O ribeirinho Bastchão Bedurri sorri, enternecido, ao relatar-me essa passagem, enquanto remendamos as tarrafas que devem garantir a moqueca de cascudos para o almoço. E sua memória retorna, por instantes, à juventude.

-Um dia, pela necessidade de livrar gente do meu sangue de um sujeito mal-intencionado e armado, precisei fazer um bonito no meio da praça da cidade, durante uma festa. Deixei o nome feito. E felizmente tudo acabou bem. Apesar do risco de morrer matado, penso que tomei a única atitude possível diante da situação, que estava fora de controle.

Depois de uns poucos segundos de reflexão, o pescador retoma sua narrativa:

-E muitas vezes, ao longo de todos esses anos, eu já me perguntei de onde foi que tirei disposição pra fazer aquilo e mais uma meia-dúzia de coisas parecidas que já precisei fazer. Agora, ouvindo Mamãe falar em pegar nas ferramentas, fico lembrando dela e do Papai, do jeito como foram criados, dos valores que ambos receberam de seus pais. E aí compreendo um pouco algumas atitudes minhas que já me surpreenderam muito.

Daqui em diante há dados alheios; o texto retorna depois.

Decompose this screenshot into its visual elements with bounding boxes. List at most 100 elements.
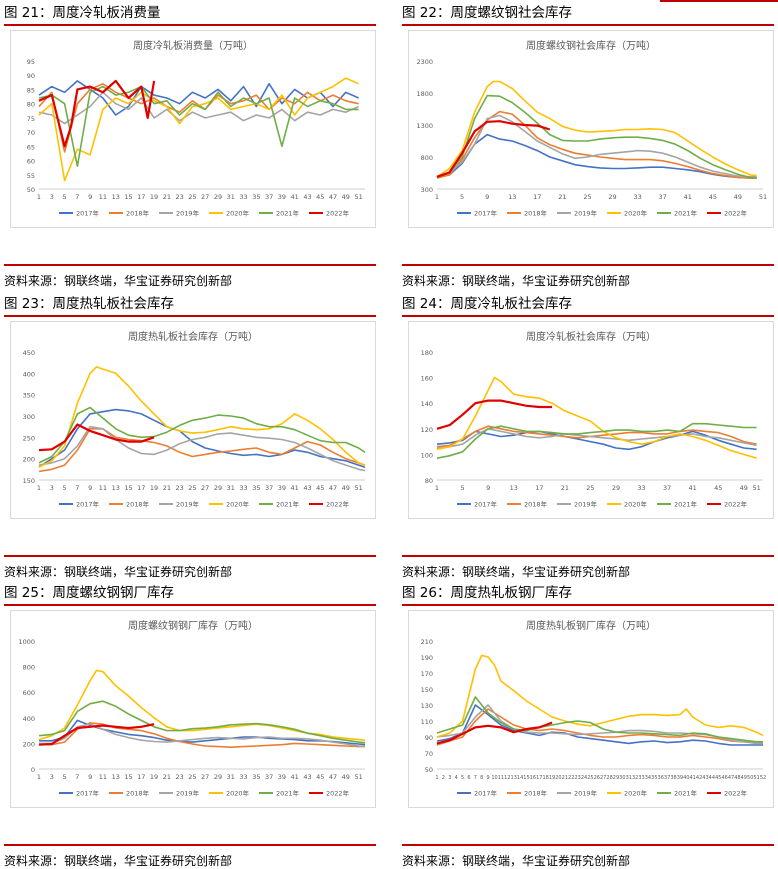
x-tick-label: 49 — [342, 773, 350, 781]
y-tick-label: 120 — [421, 426, 433, 434]
legend-label: 2020年 — [624, 500, 648, 509]
series-line-2017年 — [436, 430, 757, 451]
x-tick-label: 29 — [612, 484, 620, 492]
legend-label: 2021年 — [674, 789, 698, 798]
x-tick-label: 9 — [487, 775, 490, 781]
y-tick-label: 65 — [27, 143, 35, 151]
chart-title: 周度螺纹钢社会库存（万吨） — [526, 39, 656, 52]
x-tick-label: 37 — [659, 193, 667, 201]
x-tick-label: 23 — [175, 484, 183, 492]
y-tick-label: 400 — [23, 370, 35, 378]
series-line-2018年 — [436, 425, 757, 448]
x-tick-label: 5 — [62, 484, 66, 492]
x-tick-label: 16 — [530, 775, 536, 781]
series-line-2019年 — [436, 114, 757, 179]
x-tick-label: 47 — [329, 773, 337, 781]
legend-label: 2022年 — [326, 789, 350, 798]
x-tick-label: 27 — [201, 193, 209, 201]
y-tick-label: 90 — [425, 734, 433, 742]
y-tick-label: 80 — [425, 477, 433, 485]
series-line-2020年 — [38, 77, 359, 182]
x-tick-label: 17 — [137, 193, 145, 201]
x-tick-label: 9 — [485, 193, 489, 201]
legend-label: 2020年 — [624, 789, 648, 798]
x-tick-label: 46 — [721, 775, 727, 781]
x-tick-label: 17 — [137, 773, 145, 781]
x-tick-label: 33 — [637, 484, 645, 492]
x-tick-label: 29 — [214, 484, 222, 492]
legend-label: 2019年 — [176, 500, 200, 509]
x-tick-label: 9 — [88, 193, 92, 201]
x-tick-label: 6 — [467, 775, 470, 781]
x-tick-label: 19 — [150, 484, 158, 492]
x-tick-label: 33 — [633, 193, 641, 201]
x-tick-label: 1 — [37, 484, 41, 492]
chart-title: 周度螺纹钢钢厂库存（万吨） — [128, 619, 258, 632]
x-tick-label: 15 — [124, 484, 132, 492]
x-tick-label: 33 — [239, 773, 247, 781]
legend-label: 2021年 — [674, 500, 698, 509]
x-tick-label: 36 — [658, 775, 664, 781]
y-tick-label: 200 — [23, 740, 35, 748]
x-tick-label: 45 — [316, 193, 324, 201]
x-tick-label: 15 — [523, 775, 529, 781]
x-tick-label: 12 — [504, 775, 510, 781]
series-line-2022年 — [38, 723, 155, 746]
x-tick-label: 13 — [112, 484, 120, 492]
x-tick-label: 47 — [728, 775, 734, 781]
series-line-2020年 — [436, 654, 764, 738]
legend-label: 2018年 — [524, 500, 548, 509]
legend-label: 2022年 — [326, 209, 350, 218]
x-tick-label: 45 — [709, 193, 717, 201]
source-note: 资料来源：钢联终端，华宝证券研究创新部 — [402, 264, 774, 289]
x-tick-label: 28 — [606, 775, 612, 781]
series-line-2020年 — [436, 80, 757, 178]
rebar-social-inventory-chart: 周度螺纹钢社会库存（万吨） 300 800 1300 1800 2300 1 5 9 13 17 21… — [416, 39, 767, 218]
series-line-2019年 — [38, 425, 366, 472]
x-tick-label: 41 — [689, 484, 697, 492]
legend-label: 2019年 — [574, 789, 598, 798]
x-tick-label: 21 — [561, 484, 569, 492]
x-tick-label: 29 — [214, 193, 222, 201]
y-tick-label: 300 — [23, 413, 35, 421]
x-tick-label: 25 — [583, 193, 591, 201]
x-tick-label: 25 — [188, 193, 196, 201]
series-line-2019年 — [38, 91, 359, 125]
y-tick-label: 85 — [27, 86, 35, 94]
x-tick-label: 27 — [201, 484, 209, 492]
x-tick-label: 37 — [265, 193, 273, 201]
x-tick-label: 11 — [99, 193, 107, 201]
x-tick-label: 23 — [175, 773, 183, 781]
x-tick-label: 1 — [37, 193, 41, 201]
x-tick-label: 41 — [291, 484, 299, 492]
series-line-2021年 — [38, 700, 366, 744]
source-note: 资料来源：钢联终端，华宝证券研究创新部 — [4, 264, 376, 289]
y-tick-label: 180 — [421, 349, 433, 357]
x-tick-label: 11 — [99, 484, 107, 492]
legend-label: 2017年 — [474, 789, 498, 798]
x-tick-label: 21 — [163, 484, 171, 492]
x-tick-label: 13 — [508, 193, 516, 201]
series-line-2018年 — [436, 708, 763, 746]
x-tick-label: 5 — [461, 775, 464, 781]
y-tick-label: 140 — [421, 400, 433, 408]
y-tick-label: 160 — [421, 375, 433, 383]
x-tick-label: 37 — [265, 773, 273, 781]
y-tick-label: 110 — [421, 718, 433, 726]
panel-24: 图 24：周度冷轧板社会库存 周度冷轧板社会库存（万吨） 80 100 120 140 1… — [402, 293, 774, 579]
y-tick-label: 450 — [23, 349, 35, 357]
chart-title: 周度热轧板钢厂库存（万吨） — [526, 619, 656, 632]
legend-label: 2022年 — [724, 789, 748, 798]
y-tick-label: 150 — [23, 477, 35, 485]
x-tick-label: 22 — [568, 775, 574, 781]
y-tick-label: 55 — [27, 172, 35, 180]
x-tick-label: 1 — [435, 484, 439, 492]
series-line-2022年 — [436, 399, 553, 430]
series-line-2021年 — [436, 696, 763, 743]
x-tick-label: 19 — [150, 773, 158, 781]
x-tick-label: 3 — [448, 775, 451, 781]
x-tick-label: 25 — [188, 484, 196, 492]
x-tick-label: 35 — [252, 484, 260, 492]
legend-label: 2017年 — [474, 209, 498, 218]
legend-label: 2020年 — [226, 789, 250, 798]
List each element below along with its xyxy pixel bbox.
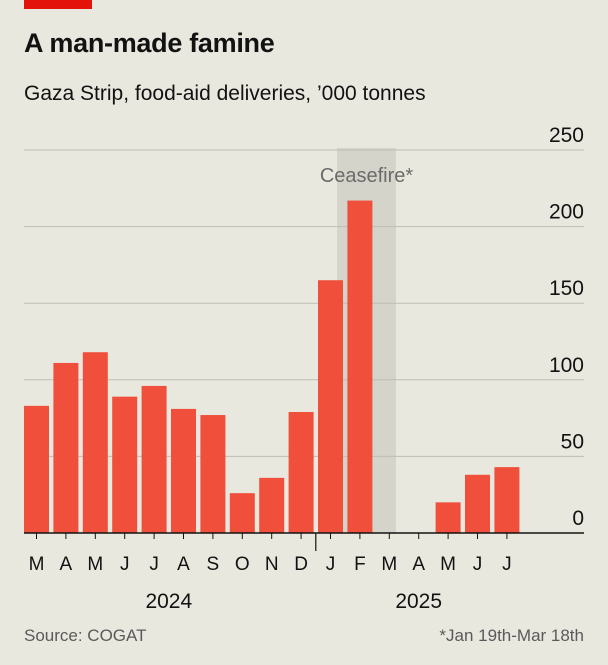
bar [82,352,108,533]
bar [465,474,490,533]
x-tick-label: M [440,554,456,575]
chart-title: A man-made famine [24,28,275,58]
x-tick-label: J [120,554,130,575]
bar [494,467,520,533]
bar [141,385,167,533]
footnote: *Jan 19th-Mar 18th [439,626,584,645]
x-tick-label: N [265,554,279,575]
x-tick-label: J [473,554,483,575]
chart-subtitle: Gaza Strip, food-aid deliveries, ’000 to… [24,82,426,105]
bar [200,415,226,533]
x-tick-label: J [326,554,336,575]
ceasefire-label: Ceasefire* [320,165,414,187]
x-tick-label: J [502,554,512,575]
y-tick-label: 150 [549,277,584,300]
bar [288,411,314,533]
bar [112,396,138,533]
bar [259,477,285,533]
y-tick-label: 200 [549,201,584,224]
bar [229,493,255,533]
x-tick-label: F [354,554,366,575]
y-tick-label: 250 [549,124,584,147]
x-tick-label: J [149,554,159,575]
bar [171,408,196,533]
source-note: Source: COGAT [24,626,147,645]
year-label: 2024 [145,590,192,613]
x-tick-label: A [177,554,190,575]
bar [53,362,79,533]
brand-tab [24,0,92,9]
x-tick-label: S [207,554,220,575]
x-tick-label: D [294,554,308,575]
x-tick-label: M [29,554,45,575]
x-tick-label: O [235,554,250,575]
bar [435,502,461,533]
y-tick-label: 50 [561,430,584,453]
bar [318,280,343,533]
x-tick-label: A [60,554,73,575]
x-tick-label: A [412,554,425,575]
y-tick-label: 0 [572,507,584,530]
y-tick-label: 100 [549,354,584,377]
x-tick-label: M [381,554,397,575]
x-tick-label: M [87,554,103,575]
bar [24,405,49,533]
bar [347,200,373,533]
year-label: 2025 [395,590,442,613]
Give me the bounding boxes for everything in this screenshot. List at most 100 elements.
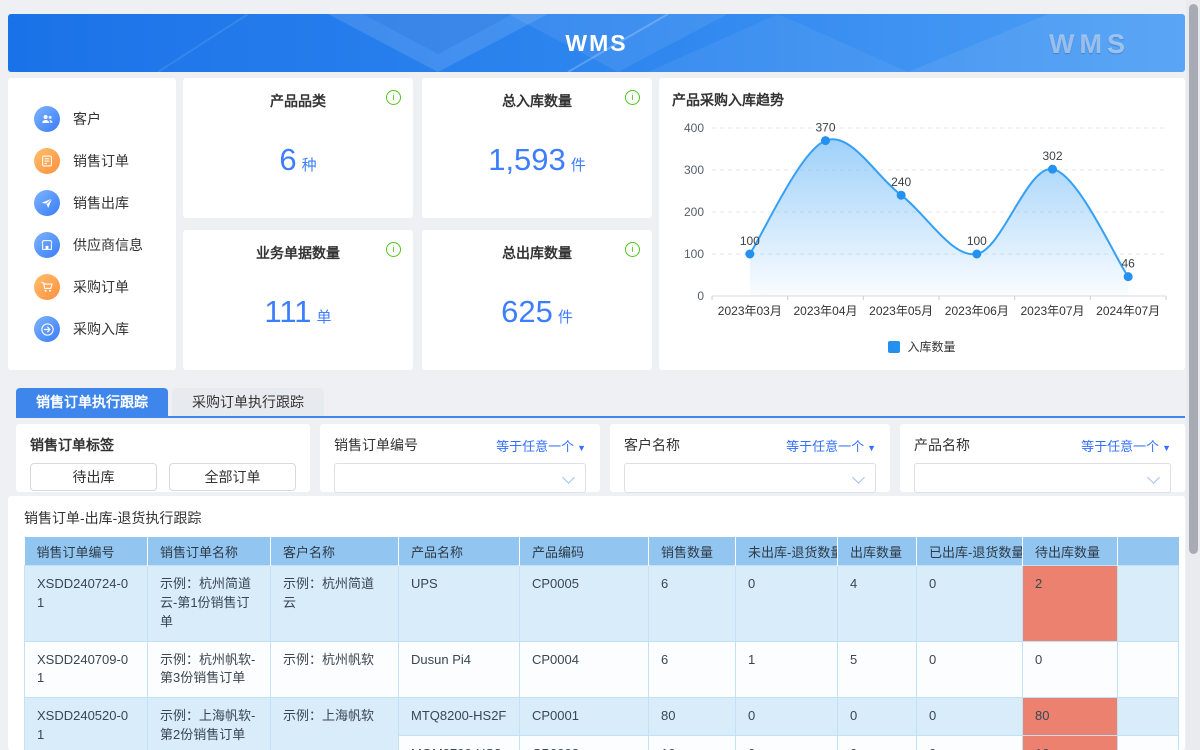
- sidebar-item-purchase-inbound[interactable]: 采购入库: [8, 308, 176, 350]
- info-icon[interactable]: i: [625, 242, 640, 257]
- spacer-cell: [1117, 697, 1179, 737]
- filter-operator-label: 等于任意一个: [1081, 438, 1160, 454]
- product-name-cell: UPS: [398, 565, 520, 642]
- sales-outbound-icon: [34, 190, 60, 216]
- spacer-cell: [1117, 640, 1179, 699]
- filter-operator-dropdown[interactable]: 等于任意一个 ▼: [786, 436, 876, 455]
- filter-select-input[interactable]: [624, 463, 876, 493]
- product-name-cell: MQM8790-HS2R: [398, 735, 520, 750]
- tag-filter-buttons: 待出库 全部订单: [30, 463, 296, 491]
- stat-title: 产品品类: [270, 93, 326, 109]
- quick-nav-panel: 客户销售订单销售出库供应商信息采购订单采购入库: [8, 78, 176, 370]
- filter-label: 销售订单编号: [334, 437, 418, 453]
- stat-card-0: 产品品类 i 6 种: [183, 78, 413, 218]
- filter-select-input[interactable]: [334, 463, 586, 493]
- outbound-returned-cell: 0: [916, 735, 1023, 750]
- legend-swatch-icon: [888, 340, 901, 353]
- outbound-returned-cell: 0: [916, 640, 1023, 699]
- sidebar-item-label: 采购入库: [73, 321, 129, 337]
- svg-text:200: 200: [684, 205, 704, 219]
- app-title-watermark: WMS: [1049, 29, 1130, 59]
- tag-filter-button[interactable]: 待出库: [30, 463, 157, 491]
- sidebar-item-sales-outbound[interactable]: 销售出库: [8, 182, 176, 224]
- svg-text:2023年07月: 2023年07月: [1020, 304, 1084, 318]
- column-header: 产品编码: [519, 537, 649, 566]
- filter-card-2: 产品名称 等于任意一个 ▼: [900, 424, 1185, 493]
- table-row[interactable]: XSDD240520-01 示例：上海帆软-第2份销售订单 示例：上海帆软 MTQ82…: [24, 697, 1179, 750]
- banner-decoration: [157, 14, 1185, 72]
- product-code-cell: CP0002: [519, 735, 649, 750]
- sidebar-item-customers[interactable]: 客户: [8, 98, 176, 140]
- outbound-qty-cell: 0: [837, 735, 917, 750]
- svg-text:46: 46: [1121, 257, 1135, 271]
- legend-label: 入库数量: [907, 340, 956, 354]
- svg-text:100: 100: [740, 234, 760, 248]
- spacer-cell: [1117, 565, 1179, 642]
- info-icon[interactable]: i: [625, 90, 640, 105]
- sales-order-icon: [34, 148, 60, 174]
- filter-operator-dropdown[interactable]: 等于任意一个 ▼: [496, 436, 586, 455]
- filter-operator-label: 等于任意一个: [786, 438, 865, 454]
- filter-order-tag: 销售订单标签 待出库 全部订单: [16, 424, 310, 492]
- table-row[interactable]: MQM8790-HS2RCP00021000010: [25, 735, 1179, 750]
- filter-select-input[interactable]: [914, 463, 1171, 493]
- chart-legend-item[interactable]: 入库数量: [672, 338, 1172, 355]
- table-row[interactable]: XSDD240709-01 示例：杭州帆软-第3份销售订单 示例：杭州帆软 Dusun…: [24, 640, 1179, 699]
- stat-title: 业务单据数量: [256, 245, 340, 261]
- sidebar-item-label: 采购订单: [73, 279, 129, 295]
- sidebar-item-sales-order[interactable]: 销售订单: [8, 140, 176, 182]
- info-icon[interactable]: i: [386, 90, 401, 105]
- tab-purchase-order-tracking[interactable]: 采购订单执行跟踪: [172, 388, 324, 416]
- pending-outbound-cell: 80: [1022, 697, 1118, 737]
- filter-operator-label: 等于任意一个: [496, 438, 575, 454]
- outbound-qty-cell: 0: [837, 697, 917, 737]
- product-code-cell: CP0005: [519, 565, 649, 642]
- sidebar-item-label: 销售出库: [73, 195, 129, 211]
- sidebar-item-supplier[interactable]: 供应商信息: [8, 224, 176, 266]
- stat-number: 111: [264, 294, 312, 329]
- order-no-cell: XSDD240709-01: [24, 640, 148, 699]
- stat-card-2: 业务单据数量 i 111 单: [183, 230, 413, 370]
- filter-operator-dropdown[interactable]: 等于任意一个 ▼: [1081, 436, 1171, 455]
- filter-label: 产品名称: [914, 437, 970, 453]
- column-header: 客户名称: [270, 537, 399, 566]
- stat-unit: 单: [316, 309, 332, 326]
- svg-text:2023年03月: 2023年03月: [718, 304, 782, 318]
- stat-unit: 件: [570, 157, 586, 174]
- stat-value: 1,593 件: [422, 142, 652, 178]
- stat-unit: 件: [557, 309, 573, 326]
- stat-value: 625 件: [422, 294, 652, 330]
- product-name-cell: Dusun Pi4: [398, 640, 520, 699]
- table-row[interactable]: XSDD240724-01 示例：杭州简道云-第1份销售订单 示例：杭州简道云 UPS…: [24, 565, 1179, 642]
- svg-text:100: 100: [967, 234, 987, 248]
- order-no-cell: XSDD240724-01: [24, 565, 148, 642]
- page-scrollbar[interactable]: [1186, 0, 1200, 750]
- filter-card-0: 销售订单编号 等于任意一个 ▼: [320, 424, 600, 493]
- tab-underline: [16, 416, 1185, 418]
- chevron-down-icon: [1147, 471, 1160, 484]
- column-header: 销售数量: [648, 537, 736, 566]
- tab-sales-order-tracking[interactable]: 销售订单执行跟踪: [16, 388, 168, 416]
- chart-title: 产品采购入库趋势: [672, 92, 784, 108]
- filter-bar: 销售订单标签 待出库 全部订单 销售订单编号 等于任意一个 ▼ 客户名称 等于任意一个 ▼ 产…: [16, 424, 1185, 493]
- svg-text:2023年06月: 2023年06月: [945, 304, 1009, 318]
- order-name-cell: 示例：杭州简道云-第1份销售订单: [147, 565, 271, 642]
- sidebar-item-purchase-cart[interactable]: 采购订单: [8, 266, 176, 308]
- customer-cell: 示例：杭州简道云: [270, 565, 399, 642]
- scrollbar-thumb[interactable]: [1189, 4, 1198, 554]
- stat-number: 1,593: [488, 142, 566, 177]
- purchase-inbound-icon: [34, 316, 60, 342]
- info-icon[interactable]: i: [386, 242, 401, 257]
- outbound-qty-cell: 4: [837, 565, 917, 642]
- column-header: 销售订单编号: [24, 537, 148, 566]
- column-header: 已出库-退货数量: [916, 537, 1023, 566]
- triangle-down-icon: ▼: [1162, 442, 1171, 453]
- tag-filter-button[interactable]: 全部订单: [169, 463, 296, 491]
- order-name-cell: 示例：杭州帆软-第3份销售订单: [147, 640, 271, 699]
- product-name-cell: MTQ8200-HS2F: [398, 697, 520, 737]
- sales-qty-cell: 6: [648, 640, 736, 699]
- not-outbound-returned-cell: 0: [735, 565, 838, 642]
- sidebar-item-label: 销售订单: [73, 153, 129, 169]
- outbound-returned-cell: 0: [916, 697, 1023, 737]
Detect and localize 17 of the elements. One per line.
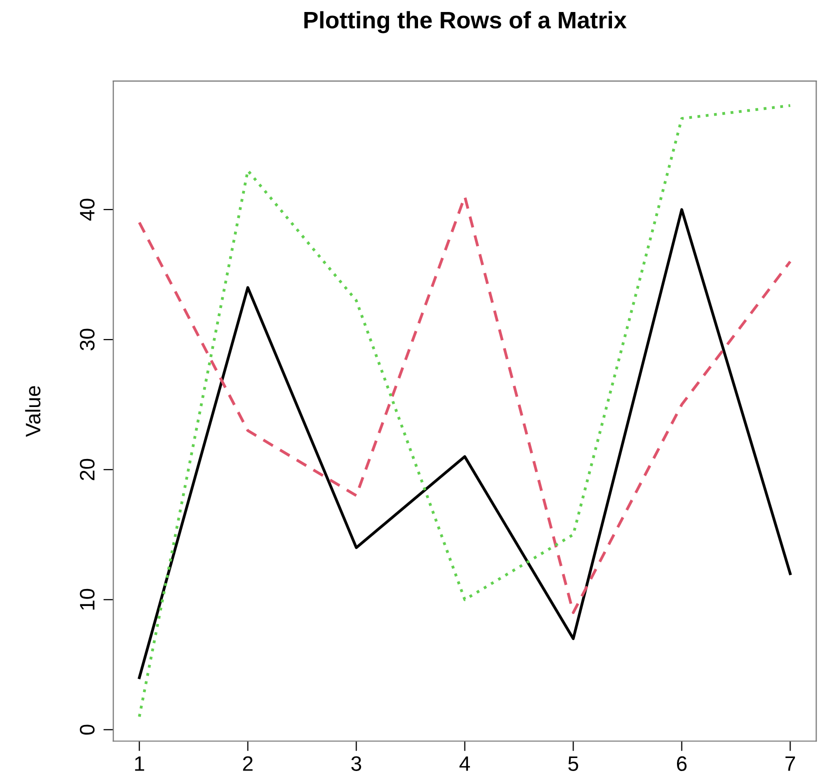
line-series (138, 104, 792, 718)
y-tick-label: 30 (80, 328, 95, 350)
x-tick-label: 1 (135, 756, 144, 771)
y-tick-label: 0 (80, 724, 95, 735)
x-tick-label: 4 (459, 756, 470, 771)
y-tick-label: 10 (80, 588, 95, 610)
y-tick-label: 40 (80, 198, 95, 221)
x-tick-label: 6 (677, 756, 687, 772)
chart-title: Plotting the Rows of a Matrix (304, 11, 627, 34)
x-tick-label: 3 (351, 756, 362, 772)
x-tick-label: 5 (568, 756, 578, 772)
y-tick-label: 20 (80, 458, 95, 480)
y-axis-title: Value (25, 386, 40, 437)
x-tick-label: 7 (785, 756, 795, 771)
line-series (138, 195, 792, 614)
x-tick-label: 2 (243, 756, 253, 771)
line-series (138, 208, 792, 680)
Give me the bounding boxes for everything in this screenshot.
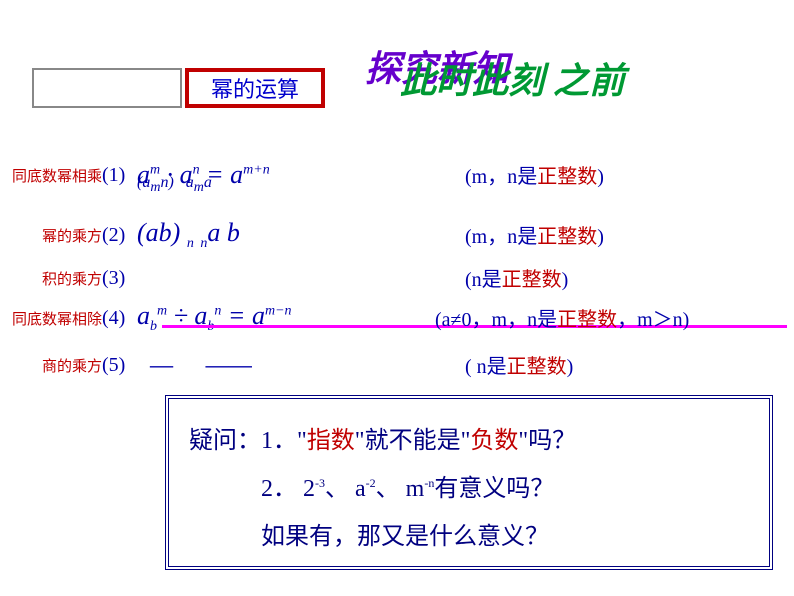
- q1-red2: 负数: [470, 428, 518, 454]
- formula: (ab) n na b: [137, 218, 417, 252]
- q1-mid: "就不能是": [355, 428, 471, 454]
- question-line-2: 2． 2-3、 a-2、 m-n有意义吗？: [189, 465, 749, 513]
- condition: ( n是正整数): [465, 350, 573, 379]
- row-number: (4): [102, 307, 137, 330]
- main-title-text: 幂的运算: [211, 72, 299, 104]
- q2-m2: 、 m: [376, 476, 425, 502]
- formula-row: 同底数幂相除(4)abm ÷ abn = am−n: [2, 298, 417, 338]
- q2-s1: -3: [315, 476, 325, 490]
- q2-s2: -2: [366, 476, 376, 490]
- formula-row: 商的乘方(5) — ——: [2, 345, 417, 385]
- row-label: 同底数幂相乘: [2, 165, 102, 186]
- formula-row: 积的乘方(3): [2, 258, 417, 298]
- row-label: 商的乘方: [2, 355, 102, 376]
- q1-pre: 疑问：1．": [189, 428, 307, 454]
- q1-post: "吗？: [518, 428, 576, 454]
- q2-m1: 、 a: [325, 476, 366, 502]
- formula: — ——: [137, 350, 417, 380]
- formula-row: 幂的乘方(2)(ab) n na b: [2, 215, 417, 255]
- main-title-box: 幂的运算: [185, 68, 325, 108]
- q2-pre: 2． 2: [189, 476, 315, 502]
- question-box: 疑问：1．"指数"就不能是"负数"吗？ 2． 2-3、 a-2、 m-n有意义吗…: [165, 395, 773, 570]
- formula: abm ÷ abn = am−n: [137, 301, 417, 335]
- header-script-right: 此时此刻 之前: [400, 52, 625, 104]
- row-label: 同底数幂相除: [2, 308, 102, 329]
- question-line-1: 疑问：1．"指数"就不能是"负数"吗？: [189, 417, 749, 465]
- formula: am · an = am+n(amn) ama: [137, 160, 417, 190]
- row-label: 积的乘方: [2, 268, 102, 289]
- q1-red1: 指数: [307, 428, 355, 454]
- q2-post: 有意义吗？: [434, 476, 554, 502]
- row-number: (5): [102, 354, 137, 377]
- condition: (a≠0，m，n是正整数，m＞n): [435, 303, 689, 332]
- condition: (m，n是正整数): [465, 220, 604, 249]
- formula-overlap: (amn) ama: [137, 174, 212, 196]
- q2-s3: -n: [424, 476, 434, 490]
- question-line-3: 如果有，那又是什么意义？: [189, 513, 749, 561]
- row-number: (3): [102, 267, 137, 290]
- formula-row: 同底数幂相乘(1)am · an = am+n(amn) ama: [2, 155, 417, 195]
- row-number: (1): [102, 164, 137, 187]
- empty-title-box: [32, 68, 182, 108]
- row-number: (2): [102, 224, 137, 247]
- row-label: 幂的乘方: [2, 225, 102, 246]
- condition: (m，n是正整数): [465, 160, 604, 189]
- condition: (n是正整数): [465, 263, 568, 292]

Depois de um silêncio mais prolongado, me senti no direito de perguntar:

-Bedurri, mas o que foi que você respondeu pra Dona Mariinha, quando ela falou de pegar nas ferramentas, já com mais de 70 anos de idade?

Bedurri sorriu. Seu olhar ainda refletia a ternura pela coragem e pelo senso de proteção familiar demonstrado pela mãe:

-Não tive outro jeito, amigo. Olhei pra ela, sorri amorosamente e perguntei:

-Mas Mamãe, isso lá é conselho que uma mãezinha de quase 80 anos dê ao seu filhote de mais de 50?